Non era mai salito in superficie fino a quel momento ma, adesso che era rimasto solo al mondo, era necessario provvedere a se stessi.
Ogni cosa era aliena per lui.
Ovunque, Adam riusciva a scorgere dettagli di vite passate, oggetti senza scopo, tasselli perduti di puzzle dispersi dal tempo.
Alla vista del cielo, la mente del ragazzo aveva vacillato, e ci era voluto più di un quarto d'ora affinché Adam trovasse finalmente il coraggio di staccarsi dal muro.
Eppure, anche adesso, la sensazione di pericolo non lo aveva abbandonato del tutto e a volte era costretto a fermarsi cercando un appiglio, certo com'era che avrebbe cominciato a cadere per sempre verso l'alto, proiettato nella vastità di quello spazio aperto, azzurro e senza fine.
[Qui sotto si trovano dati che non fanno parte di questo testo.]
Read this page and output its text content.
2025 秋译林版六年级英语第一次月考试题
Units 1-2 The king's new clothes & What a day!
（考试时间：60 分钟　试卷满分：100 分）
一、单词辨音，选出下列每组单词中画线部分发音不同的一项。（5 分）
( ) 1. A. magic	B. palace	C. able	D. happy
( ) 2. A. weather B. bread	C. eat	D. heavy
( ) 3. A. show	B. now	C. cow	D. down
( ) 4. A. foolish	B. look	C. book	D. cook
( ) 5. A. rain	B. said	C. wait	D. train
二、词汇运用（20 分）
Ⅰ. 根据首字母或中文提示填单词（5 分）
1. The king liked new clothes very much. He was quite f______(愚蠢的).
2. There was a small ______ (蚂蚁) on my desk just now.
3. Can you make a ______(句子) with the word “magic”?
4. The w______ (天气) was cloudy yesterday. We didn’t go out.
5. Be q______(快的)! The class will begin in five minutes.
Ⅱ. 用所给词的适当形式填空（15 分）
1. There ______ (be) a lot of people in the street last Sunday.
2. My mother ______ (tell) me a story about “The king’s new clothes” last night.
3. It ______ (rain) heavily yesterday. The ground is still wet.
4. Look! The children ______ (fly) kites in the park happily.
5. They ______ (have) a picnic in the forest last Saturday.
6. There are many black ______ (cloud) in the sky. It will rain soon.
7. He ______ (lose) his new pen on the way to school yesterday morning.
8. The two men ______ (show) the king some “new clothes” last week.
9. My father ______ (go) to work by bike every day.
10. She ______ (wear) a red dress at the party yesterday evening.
Ma la cosa più strana era senz'altro quella luce calda, affettuosa e accesa, tanto diversa dalle lampade artificiali della sua casa da sembrare un'aberrazione.
Continuò a errare, vagabondando per un po', e riuscì persino a sfamarsi grazie a qualche albero da frutto incontrato lungo la via, adoperando con saggezza le nozioni ereditate dalle fiabe del padre.
Ma il calore era insopportabile.
Lo scenario attorno a lui mutò piano, cautamente, come per dargli il tempo, con ogni passo, di affrontare più prontamente la novità che lo attendeva.
Adam rimase sconvolto comunque.
Ebbe un tuffo al cuore, poi la sorpresa gli mozzò il respiro e in un attimo una pura emozione lo pervase, travolgendolo.
Riprese a camminare, dapprima incerto, poi sempre più rapido e, senza neanche accorgersene accelerò ancora.
Durante la corsa, abbandonò lo zaino, si tolse scarpe, giacca e vestiti e spalancò le braccia per accogliere l'immensità di fronte a sé.
Infine, quando giunse sulla riva, si tuffò, arricchendo con la commozione le gocce dell'oceano.